Abstract :
[en] Milk and dairy products play important roles in human diets. Owing to the increasing consumption of milk and dairy products in China, the enhanced national production of milk and the presence of polluting industrial activities that could directly or indirectly contaminate milk with heavy metals, there is a need to screen for the presence of heavy metals and to assess the potential health risks of consuming contaminated milk. Therefore, this thesis conducts a large-scale research to study the spatial variability of heavy metals contents in raw cow’s milk produced in the 11 main producing areas in China. This research also estimates from a limited set of records the relationships between the content of heavy metals in individual cow’s milk, drinking water, feed and soil to isolate pathways potentially responsible for the milk contamination.
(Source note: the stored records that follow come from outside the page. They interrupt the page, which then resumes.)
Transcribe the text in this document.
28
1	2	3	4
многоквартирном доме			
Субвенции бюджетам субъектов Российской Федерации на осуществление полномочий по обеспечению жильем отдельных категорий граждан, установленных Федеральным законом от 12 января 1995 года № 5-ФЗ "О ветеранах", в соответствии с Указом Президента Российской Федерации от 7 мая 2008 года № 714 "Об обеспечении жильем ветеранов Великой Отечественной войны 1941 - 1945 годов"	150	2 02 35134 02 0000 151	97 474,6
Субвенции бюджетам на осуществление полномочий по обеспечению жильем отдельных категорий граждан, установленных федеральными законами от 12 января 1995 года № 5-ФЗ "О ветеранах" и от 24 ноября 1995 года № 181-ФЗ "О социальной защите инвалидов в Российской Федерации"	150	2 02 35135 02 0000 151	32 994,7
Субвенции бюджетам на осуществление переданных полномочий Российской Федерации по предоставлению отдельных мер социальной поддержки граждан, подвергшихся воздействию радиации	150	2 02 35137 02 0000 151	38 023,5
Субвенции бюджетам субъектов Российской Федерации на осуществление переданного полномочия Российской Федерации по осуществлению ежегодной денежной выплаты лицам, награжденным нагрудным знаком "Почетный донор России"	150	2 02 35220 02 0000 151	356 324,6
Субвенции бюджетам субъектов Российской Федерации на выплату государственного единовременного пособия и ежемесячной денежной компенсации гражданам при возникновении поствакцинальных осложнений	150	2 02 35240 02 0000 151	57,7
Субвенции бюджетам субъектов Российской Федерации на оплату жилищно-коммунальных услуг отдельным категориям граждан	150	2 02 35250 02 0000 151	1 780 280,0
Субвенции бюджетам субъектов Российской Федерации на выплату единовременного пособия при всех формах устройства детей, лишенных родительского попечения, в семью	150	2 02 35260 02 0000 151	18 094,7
Moreover, this thesis aims also to assess the human health risk of consuming contaminated milk by calculating using theoretical approach the hazard quotient (HQ). As the analysis cost to measure the contents of heavy metals in milk is high, there is an interest to find a cheap proxy. This one could be related to the milk composition. Therefore, the correlation values between the heavy metals’ contents in milk and the main milk components were also estimated in this thesis.
The concentrations of heavy metals were measured in 1,043 bulk milk samples, 60 individual cow milk samples, 46 drinking water samples, 6 silage and soil samples and 40 TMR samples. All samples were analyzed by inductively coupled plasma mass spectrometry after microwave assisted acid digestion, except for soil samples, which were analyzed by atomic absorption spectrometry and atomic fluorescence spectrometry. The main results of this thesis are as follows:
(1) The average concentrations of Pb, As and Cd in bulk milk were 1.74 μg/L, 0.32 μg/L and 0.05 μg/L, thus suggesting limited cause for concern regarding heavy metal contamination in milk produced in China. Only 12 bulk milk samples (1.15%) exceeded the maximum residue limit (MRL) of Pb set by the European Union. There is no expected health risk when those average and highest levels were used to calculate HQ values. Indeed, those values were always lower than 1.
(2) Regional variability was observed in the Pb, As and Cd contamination in milk. A higher heterogeneity of heavy metal content in milk was observed within areas than between areas. The content of Pb and Cd in individual milk samples from industrial areas was significantly higher than that in agricultural areas, but the content of As was significantly lower. This result suggested that industrial activities (i.e., steel production, waste incineration plant and cement plant) lead to potential Pb and Cd contamination in milk, thus confirming the need to know the micro-environment of the farm to interpret the observed contents of heavy metals.
(3) The ingestion of contaminated feed, water and soil by cows can induce the production of contaminated milk. Weak correlation values were obtained from As concentrations between water and bulk milk (r ranged from 0.12 to 0.45). As content in individual cow’s milk samples was positively correlated with the content in water (r = 0.37). Conversely, Cd in milk was negatively correlated with Cd in water. Nearly no relation (r ranged from -0.03 to 0.09) was found between Pb levels in water and milk. This result indicated that drinking water may be the main source of As contamination in raw milk. Weak positive correlations were observed between heavy metals in milk and silage. The content of Pb in individual cow milk samples was positively correlated with Pb in silage (r = 0.54). Heavy metals in silage appeared to be the main source of heavy metals in raw milk. Moderate positive correlation values were found for Cr (r = 0.60) and Cd (r = 0.66) between milk and soil, and negative values were observed for Cr (r = -0.60) and Cd (r = -0.75) in water. Those correlations suggested that water and soil contaminate milk differentially.
(4) No strong relationships were observed between the content of heavy metal and milk composition. However, weak positive correlations were found between Pb and protein in milk (r = 0.11), and Cr and protein in milk (r = 0.18). Cd content in individual cow’s milk was weak positively correlated with lactose. Beyond these, heavy metals and milk composition showed zero or negative correlations. Thus, milk protein appeared to be more affected by heavy metal pollution than other milk components.
In conclusion, this thesis highlights the presence of heavy metals at low quantities in milk produced in China. Therefore, there is a need to define a sampling protocol to screen dairy farms with a potential to produce contaminated milk, to ensure that high quality milk is provided to consumers. Unfortunately, the results obtained in this thesis were not sufficient to propose a detailed sampling procedure, because information on the micro-environment (such as the presence of industrial activities or the type of industry) around the farm was lacking. Such knowledge was highlighted in this thesis to be the most important factor to illustrate the sources of heavy metals in raw milk. Moreover, there is also a need to increase the sample size to provide higher confidence in the relationships described in this thesis.